Membrane bioreactor effluent from treating leachate (MBR leachate) is characterized by a high humification degree, and further treatment of refractory organics is required. Refractory organic components in the MBR leachate were identified by using the three-dimensional excitation emission matrix (3D-EEM) coupled with parallel factor (PARAFAC) analysis, namely fulvic-like substances (C1, Ex/Em = (245)325 nm/410 nm) and humic-like substances (C2, Ex/Em = (255)365 nm/460 nm). With a higher O-3 dosage and an increase in H2O2 dose, the removal efficiency for C1 and C2 can be enhanced. However, an overdose of H2O2 or alkaline conditions exhibited some inhibition of refractory component removal in the O-3/H2O2 process. The unsaturated structure of the humic substances was destroyed, and the aromaticity degree, hydrophobicity degree, humification degree, molecular mass, and condensation degree of the benzene ring compounds in the MBR leachate were reduced considerably by the O-3/H2O2 process.

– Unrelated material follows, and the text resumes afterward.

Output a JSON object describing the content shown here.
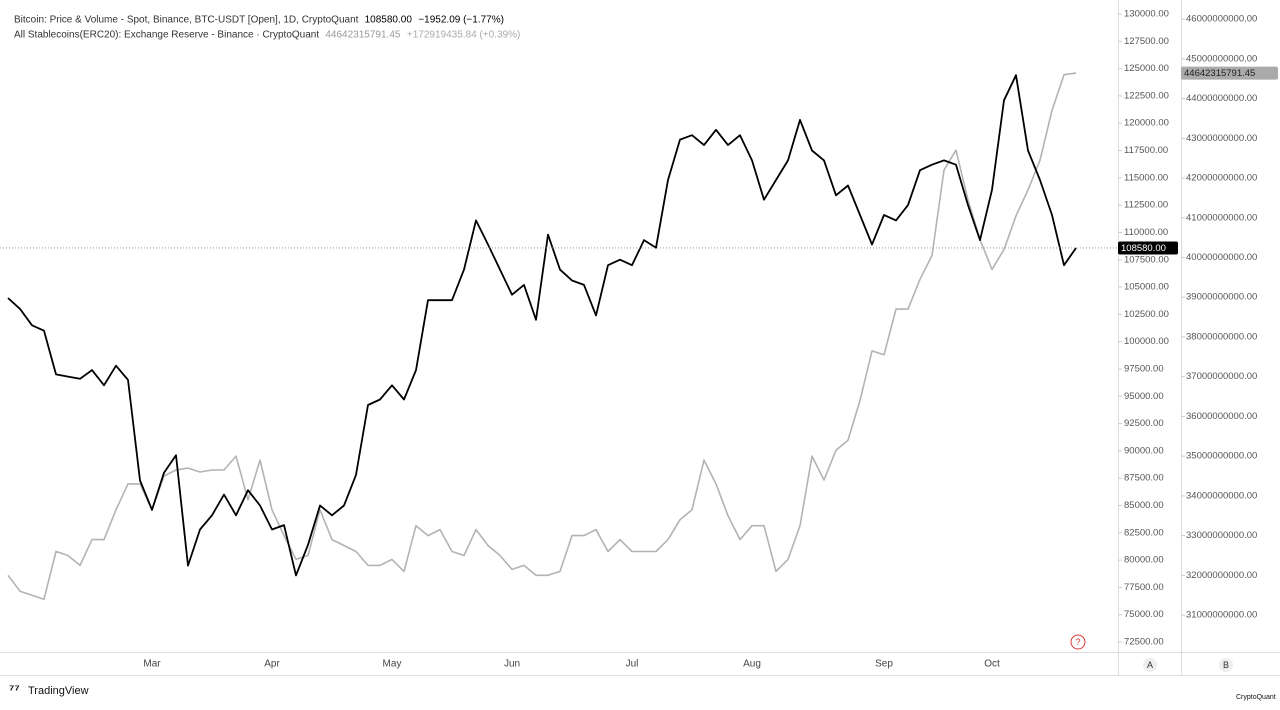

Therefore, the biodegradability of the MBR leachate increased considerably to 0.32. Correlation analysis, principal component analysis, and linear regression were applied and indicated that the chemical oxygen demand (COD) had a significant positive correlation with C1 and C2, and the absorbance at 254 nm (UV254) had a more significant positive correlation with C2. Hence, monitoring and determination of relative C1 and C2 contents can achieve rapid COD prediction in the MBR leachate. This study provides suggestions and guidance for MBR leachate treatment and references for the rapid prediction of refractory organic concentration.